Abstract
Intratumoral genetic heterogeneity has been characterized across cancers, including chronic lymphocytic leukemia (CLL), and presents challenges to therapy as presence of phenotypically diverse cell populations commonly fuels relapse and resistance to treatment. While insights have been previously gained from bulk analysis, further characterization on the single-cell level is needed to more accurately dissect the pathway and regulatory features associated with distinct genetic subclones. In order to more accurately identify subclones, define phylogenetic relationships, and probe genotype-phenotype relationships, we developed methods for targeted mutation detection in DNA and RNA isolated from thousands of single cells from five CLL samples.

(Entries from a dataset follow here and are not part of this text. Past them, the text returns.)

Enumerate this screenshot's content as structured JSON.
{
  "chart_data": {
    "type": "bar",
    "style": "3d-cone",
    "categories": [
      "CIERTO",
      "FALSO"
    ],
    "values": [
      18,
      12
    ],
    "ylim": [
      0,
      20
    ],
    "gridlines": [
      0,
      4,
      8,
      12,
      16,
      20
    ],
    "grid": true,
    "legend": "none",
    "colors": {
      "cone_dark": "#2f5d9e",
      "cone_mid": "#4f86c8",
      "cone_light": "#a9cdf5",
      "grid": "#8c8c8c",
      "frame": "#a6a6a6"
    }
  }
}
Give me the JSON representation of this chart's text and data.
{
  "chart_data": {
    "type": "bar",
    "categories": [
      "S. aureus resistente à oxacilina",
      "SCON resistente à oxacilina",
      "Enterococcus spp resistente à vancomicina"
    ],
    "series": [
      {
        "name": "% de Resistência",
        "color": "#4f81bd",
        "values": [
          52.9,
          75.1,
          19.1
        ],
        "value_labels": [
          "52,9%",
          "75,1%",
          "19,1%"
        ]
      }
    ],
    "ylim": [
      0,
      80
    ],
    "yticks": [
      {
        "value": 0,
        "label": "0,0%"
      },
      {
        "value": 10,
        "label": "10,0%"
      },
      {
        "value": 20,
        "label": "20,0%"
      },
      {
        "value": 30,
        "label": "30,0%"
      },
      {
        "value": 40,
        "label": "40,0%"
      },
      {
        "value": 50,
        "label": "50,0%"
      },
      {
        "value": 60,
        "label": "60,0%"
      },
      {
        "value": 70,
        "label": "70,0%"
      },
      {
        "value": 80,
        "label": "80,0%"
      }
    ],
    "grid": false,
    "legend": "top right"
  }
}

To precisely establish the subclonal architecture of the five CLL samples, we first applied targeted single-cell DNA sequencing for detection of mutation and copy number variation using CLL samples previously characterized by bulk whole exome sequencing (WES). Our results identified multiple genetically distinct subclones in four out of five CLL samples. Next, to understand the subclonal architecture and their associated gene expression pattern, we performed single-cell whole transcriptome sequencing (scRNA-seq) and pathway and geneset overdispersion analysis. Although scRNA-seq identified clear transcriptional heterogeneity, these data could neither be used to confidently resolve the genetic subclone structure nor assess the correspondence of genetic structure with the observed transcriptional heterogeneity due to sparseness of coverage at mutation sites of interest. Thus, we developed a targeted RNA approach to assess transcript expression profiles and mutational status in the same single cells. Our approach reliably detects subclonal mutations and enables recapitulation of single-cell DNA information, including phylogenetic structure. Integrative analysis to correlate genotype and phenotype reveals phenotypic convergence between distinct subclones and prompts the idea that convergent evolution generates phenotypically similar cells in distinct genetic branches, thus creating a cohesive expression profile in each CLL sample despite the presence of genetic heterogeneity. Specifically, by clearly resolving phylogenic relationships and simultaneously assessing DNA and RNA-level information from the same single cells, we uncovered mutated LCP1 and WNK1 as novel CLL drivers, supported by functional evidence demonstrating their impact on CLL pathways.
Overall, we demonstrate the ability to robustly integrate DNA- and RNA-level information in order to dissect the impact of somatic mutations on cellular phenotype. Our study highlights the potential for single-cell RNA-based targeted analysis to sensitively determine transcriptional and mutational profiles of individual cancer cells leading to an increased understanding of driving events in malignancy.
Citation Format: Jean Fan, Lili Wang, Joshua M. Francis, George Georghiou, Sarah Hergert, Shuqiang Li, Rutendo Gambe, Chensheng W. Zhou, Chunxiao Yang, Sheng Xiao, Paola Dal Chin, Michaela Bowden, Dylan Kotliar, Sachet A. Shukla, Jennifer R. Brown, Donna Neuberg, Dario R. Alessi, Cheng-Zhong Zhang, Peter V. Kharchenko, Kenneth J. Livak, Catherine J. Wu. Integrated analysis of targeted single-cell genetic and transcriptional heterogeneity suggests novel drivers of chronic lymphocytic leukemia [abstract]. In: Proceedings of the Second AACR Conference on Hematologic Malignancies: Translating Discoveries to Novel Therapies; May 6-9, 2017; Boston, MA. Philadelphia (PA): AACR; Clin Cancer Res 2017;23(24_Suppl):Abstract nr 27.